Over the past 30 days, I came across four articles that made me sense a shift in the air regarding online access to legal client data. Collectively, these pieces focused on a trend that’s sweeping the corporate landscape: Realizing the tremendous productivity and client service benefits—and the fact that email, laced with inefficiency and security issues, simply isn’t cutting it anymore—lawyers are finally getting comfortable with the idea of their confidential client data being stored somewhere outside the four walls of the firm.
Fortunately, it seems that this comfort level is starting to jive with available technology—and the small current is becoming a wave.
At Two Step Software, where we track online minute book information for over 150,000 client companies, virtually all of our new law firm customers over the past few years have stored their client data at our hosting facility.
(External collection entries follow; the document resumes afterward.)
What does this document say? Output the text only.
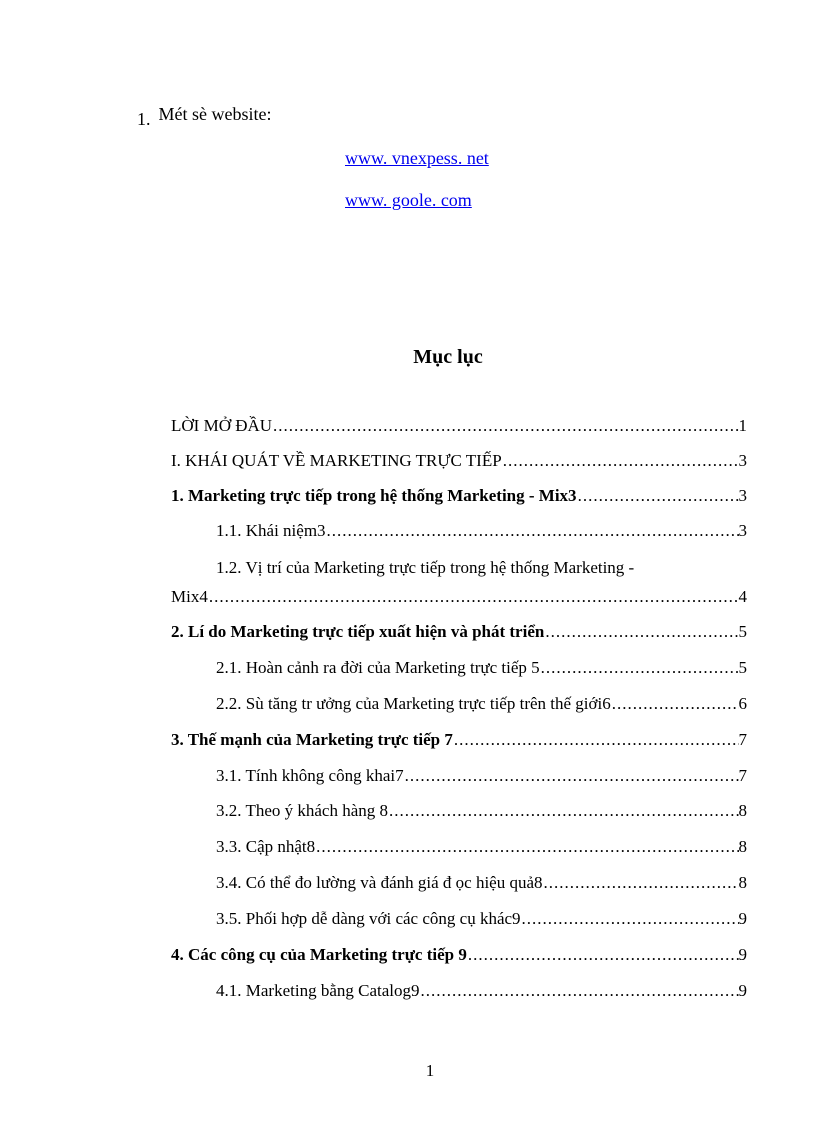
1. Mét sè website:
www. vnexpess. net
www. goole. com
Mục lục
LỜI MỞ ĐẦU .....	1
I. KHÁI QUÁT VỀ MARKETING TRỰC TIẾP .....	3
1. Marketing trực tiếp trong hệ thống Marketing - Mix3 .....	3
1.1. Khái niệm3 .....	3
1.2. Vị trí của Marketing trực tiếp trong hệ thống Marketing -
Mix4 .....	4
2. Lí do Marketing trực tiếp xuất hiện và phát triển .....	5
2.1. Hoàn cảnh ra đời của Marketing trực tiếp 5 .....	5
2.2. Sù tăng tr ưởng của Marketing trực tiếp trên thế giới6 .....	6
3. Thế mạnh của Marketing trực tiếp 7 .....	7
3.1. Tính không công khai7 .....	7
3.2. Theo ý khách hàng 8 .....	8
3.3. Cập nhật8 .....	8
3.4. Có thể đo lường và đánh giá đ ọc hiệu quả8 .....	8
3.5. Phối hợp dễ dàng với các công cụ khác9 .....	9
4. Các công cụ của Marketing trực tiếp 9 .....	9
4.1. Marketing bằng Catalog9 .....	9
1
Why? Because our hosted solution offers better performance, greater security (i.e., biometric checks, 24/7 surveillance, and diesel generators for power outages), and vastly reduced support costs (no upgrades, no in-house servers). The hackneyed phrase "better, faster, cheaper" comes to mind.
As discussed in these articles, the objections of yesteryear regarding online client data no longer carry the day. Imagine when all of your client information is online and available to you and your clients 24/7—whether you're in the office, at a board meeting, or on a "so-called" vacation.
In March, a law firm blog posted the question What about an online minute book? The writer’s comments were:
"Don’t you think it would be nice if you could do corporation minutes online? And keep them in an online minute book? Instead of keeping them in a 3 ring notebook? Well, I do. I dream of it. Minutes in the cloud. I’d type them up, hit the upload button, and watch them magically appear, organized in chronological order, right there on the web page. The online minute book web page. It would have to be secure, of course. Only those with permission could see them. But they’d be there all the time. Whenever you needed to review them, you’d just click and down they would come from the Internet cloud onto your computer screen. Like rain. Minutes would come from the cloud like rain. Ahh. That would be nice."
Later that month, the International Legal Technology Association (ILTA) published their March 2009 White Paper issue, which included an article I wrote entitled: Client Intelligence: Answering the Call for Greater Productivity. It discusses the numerous productivity benefits—for both lawyers and their clients—of a centralized information repository for client information and documents.
A week later, Brett Burney wrote the article "Storing Your Firm's Data in the Cloud" in the Legal Technology section of Law.com. In it, he acknowledges lawyers’ past reluctance to store client data outside of the firm, while stating that today's online storage usually involves "a server-class machine, probably in an ultra-safe bunker." Burney notes the common acceptance of "deal room" data centers such as those offered by Intralinks, DataSite or Firmex, which have proven their superior security compared to traditional conference rooms.
A few days later, in the blog Compliance Building, Doug Cornelius wrote a post entitled "Extranets for Law Firm and Client Collaboration - Moving Beyond Email" where he discusses some of the challenges of deciding on the right extranet platform. Cornelius made the point that email no longer counts as "collaboration" in the Sharepoint, Web 2.0 world.
These are just a sampling of the growing number of articles that are discussing the topic of moving client data “to the cloud.” Where does your firm stand on the issue? If you're not doing it yet, maybe it's time to explore the brave new world—and the big benefits—of online client data ... one cap table, one minute book, one client at a time.